3. Description of the Problem Statistics show that more than one thousand cases of identity theft are reported in the United States alone each day. The single biggest enabling factor for fraud on the Internet is the anonymity inherent in many of the processes that occur there. Despite many attempts to resolve the situation, it remains trivial for anyone to impersonate another actual or fictitious person.
The best solution available for positive identification on the Internet is the service provided by certificate authorities. Digital certificate technology has been around for several years and is the means by which secure (SSL) transactions can be carried out on web sites. Certificate authorities issue digital certificates to both individuals and to web sites. Web sites with digital certificates are very common, less common is the use of digital certificates by people.
Although most people are not aware, many key products that they use already support digital certificates: MS Internet Explorer™, MS Outlook™, MS Outlook Express™, MS Windows Messenger™, Navigator™, and Lotus Notes™ are just a few examples. These products use digital certificates for identification, signing, and encryption. If you have a digital certificate, you may use it with one of these products to: identify yourself and others, sign documents and e-mails, and share encrypted data with colleagues.

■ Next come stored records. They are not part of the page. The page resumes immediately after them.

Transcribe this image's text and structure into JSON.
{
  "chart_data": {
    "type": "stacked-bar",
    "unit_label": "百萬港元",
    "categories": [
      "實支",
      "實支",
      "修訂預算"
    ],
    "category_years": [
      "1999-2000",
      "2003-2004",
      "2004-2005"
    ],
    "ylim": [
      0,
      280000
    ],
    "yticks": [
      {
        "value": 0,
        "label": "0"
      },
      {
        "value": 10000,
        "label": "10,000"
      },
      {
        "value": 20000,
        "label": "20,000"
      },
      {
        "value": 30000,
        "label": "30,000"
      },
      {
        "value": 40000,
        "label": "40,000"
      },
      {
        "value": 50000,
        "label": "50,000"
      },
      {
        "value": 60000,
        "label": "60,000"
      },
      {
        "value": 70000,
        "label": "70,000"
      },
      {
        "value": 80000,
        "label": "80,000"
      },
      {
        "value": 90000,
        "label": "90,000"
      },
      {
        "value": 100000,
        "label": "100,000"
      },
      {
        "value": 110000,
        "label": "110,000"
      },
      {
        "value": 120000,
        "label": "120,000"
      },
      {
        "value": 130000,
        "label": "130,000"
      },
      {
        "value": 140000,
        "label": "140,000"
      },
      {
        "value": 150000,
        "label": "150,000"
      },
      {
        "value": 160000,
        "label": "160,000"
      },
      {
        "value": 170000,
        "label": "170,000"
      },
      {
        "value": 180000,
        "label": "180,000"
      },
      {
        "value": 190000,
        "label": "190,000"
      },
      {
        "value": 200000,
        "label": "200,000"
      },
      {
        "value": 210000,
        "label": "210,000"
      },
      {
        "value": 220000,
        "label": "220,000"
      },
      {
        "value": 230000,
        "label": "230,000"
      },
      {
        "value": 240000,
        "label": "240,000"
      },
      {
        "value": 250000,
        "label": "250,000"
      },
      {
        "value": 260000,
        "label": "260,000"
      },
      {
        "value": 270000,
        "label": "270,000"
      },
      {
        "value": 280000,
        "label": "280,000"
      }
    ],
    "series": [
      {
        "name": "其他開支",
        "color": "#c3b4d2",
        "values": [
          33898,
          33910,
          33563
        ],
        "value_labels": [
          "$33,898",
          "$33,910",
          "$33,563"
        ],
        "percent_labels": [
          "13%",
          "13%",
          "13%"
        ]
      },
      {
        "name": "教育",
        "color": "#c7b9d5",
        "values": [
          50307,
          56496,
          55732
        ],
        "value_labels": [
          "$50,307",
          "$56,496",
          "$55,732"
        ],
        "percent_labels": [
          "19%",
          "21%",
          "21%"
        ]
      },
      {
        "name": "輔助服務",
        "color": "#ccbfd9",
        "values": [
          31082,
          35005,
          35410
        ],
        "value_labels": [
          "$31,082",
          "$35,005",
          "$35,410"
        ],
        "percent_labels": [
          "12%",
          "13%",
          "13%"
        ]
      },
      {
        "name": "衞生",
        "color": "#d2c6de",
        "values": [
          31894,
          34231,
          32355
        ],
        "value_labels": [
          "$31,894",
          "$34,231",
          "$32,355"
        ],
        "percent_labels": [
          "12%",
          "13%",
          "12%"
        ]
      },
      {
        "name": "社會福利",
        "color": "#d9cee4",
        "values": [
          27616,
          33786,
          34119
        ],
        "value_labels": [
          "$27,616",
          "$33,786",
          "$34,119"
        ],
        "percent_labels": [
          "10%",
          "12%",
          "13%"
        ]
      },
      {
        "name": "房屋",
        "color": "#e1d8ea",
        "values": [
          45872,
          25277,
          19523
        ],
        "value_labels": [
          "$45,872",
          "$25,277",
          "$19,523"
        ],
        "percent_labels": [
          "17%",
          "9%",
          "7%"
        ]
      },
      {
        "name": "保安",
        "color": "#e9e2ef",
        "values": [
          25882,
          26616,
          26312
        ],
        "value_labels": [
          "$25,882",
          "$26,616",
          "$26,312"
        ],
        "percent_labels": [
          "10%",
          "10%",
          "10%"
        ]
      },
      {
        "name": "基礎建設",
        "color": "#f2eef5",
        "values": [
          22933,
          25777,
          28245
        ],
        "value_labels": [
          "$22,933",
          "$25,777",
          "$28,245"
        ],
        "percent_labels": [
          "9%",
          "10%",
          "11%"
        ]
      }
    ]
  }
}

A digital certificate is only as good as the diligence that was used to issue the certificate, and that is major limitation, because with very few exceptions, digital certificates are handed out to anyone with an e-mail address in any name he/she asks for. Some certificate authorities go an extra step and require the certificate applicant to answer some questions that appear on their credit report. This is not a viable solution due to the tremendous amount of identity theft and fraud that occurs in the credit bureau industry.
SUMMARY OF INVENTION
Presented here is a system and method that tie a person's true identity to that person's on-line activities.
The system and method are equally suited to the task of issuing un-forgeable digital ID cards on a smart card, much like an ATM card but with much more security. The system and method irrefutably bind a card holder's biometric data (photograph, fingerprints, voice print, etc.) to a digital certificate inside a smart card. This is a completely new twist on existing technology, and is easy to implement on existing computers and kiosks. A large benefit of this technology is that it provides absolutely positive identification in real time, without the need for a connection to a central database.
The system and method facilitate positive identification in the physical world as well as on the Internet.